A Warrior For Love and Hope

I’ve been thinking about my mom this election season, but not for the best of reasons. Her earliest days with Alzheimer’s were spent in front of the television, obsessively watching a different election cycle. Morning until night, she sat in front of that TV, disbelieving that anybody could ever vote for somebody she deemed ridiculously unqualified and a little dangerous. Why couldn’t they see what she saw?

“Mom, for goodness sakes, let it go,” we’d urge her. “Turn it off. You’re not going to change anybody’s mind by watching every detail.”

But I cannot count the times her response has come to mind during this year's terrible campaign: “Somebody has to be a witness,” she said, without moving her eyes from the screen.

Every time I’ve caught myself sinking into a funk in front of the TV, I think of my mother when she was suffering from dementia and bad politics. I feel the obsessive paralysis that comes with disbelief.

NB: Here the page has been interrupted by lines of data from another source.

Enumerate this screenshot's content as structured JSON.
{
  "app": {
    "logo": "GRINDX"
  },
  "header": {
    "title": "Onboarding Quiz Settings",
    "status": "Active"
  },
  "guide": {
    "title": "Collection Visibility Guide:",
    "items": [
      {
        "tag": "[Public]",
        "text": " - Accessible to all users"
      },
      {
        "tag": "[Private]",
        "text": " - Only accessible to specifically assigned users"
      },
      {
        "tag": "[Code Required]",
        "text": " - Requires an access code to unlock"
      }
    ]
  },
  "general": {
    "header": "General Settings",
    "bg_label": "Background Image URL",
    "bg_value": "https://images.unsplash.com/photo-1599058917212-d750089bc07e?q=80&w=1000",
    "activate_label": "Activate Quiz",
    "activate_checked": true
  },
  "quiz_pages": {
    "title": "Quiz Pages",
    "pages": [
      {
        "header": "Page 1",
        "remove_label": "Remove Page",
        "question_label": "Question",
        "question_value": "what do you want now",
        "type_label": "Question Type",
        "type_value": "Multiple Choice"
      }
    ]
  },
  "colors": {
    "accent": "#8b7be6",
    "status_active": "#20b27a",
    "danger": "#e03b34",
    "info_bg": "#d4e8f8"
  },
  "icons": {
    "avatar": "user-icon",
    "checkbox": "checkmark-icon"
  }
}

But today, I’m holding the better image of my mother in her prime: a warrior for kindness, peace and justice, a believer in human potential, especially her children’s. If she were here, Mom would remind us all to believe in the inherent goodness of all our fellow citizens – even the ones we disagree with, the ones whose politics feel so dark and dangerous. My mother, bless her soul, would be the first in line to cast a ballot, and she would vote for love and hope.

There are many reasons I’m voting for Hillary Clinton, most importantly the impressive qualifications that have gotten short shrift in all the vile rhetoric from the left wing and the right. I’m also voting to stop a man I think is radically dangerous for our country, our world and our globe, worse than any my mother ever saw.  Until today, the fact that Hillary is a woman has been lower on my list, but I will admit to a little shiver this morning, as I get ready to go out and vote. That’s why I’ve put on my mother’s diamond earrings, so I can take her to the polls.

This is for you, Mom, and for all the women who taught us to believe we could be anything, even president of the United States.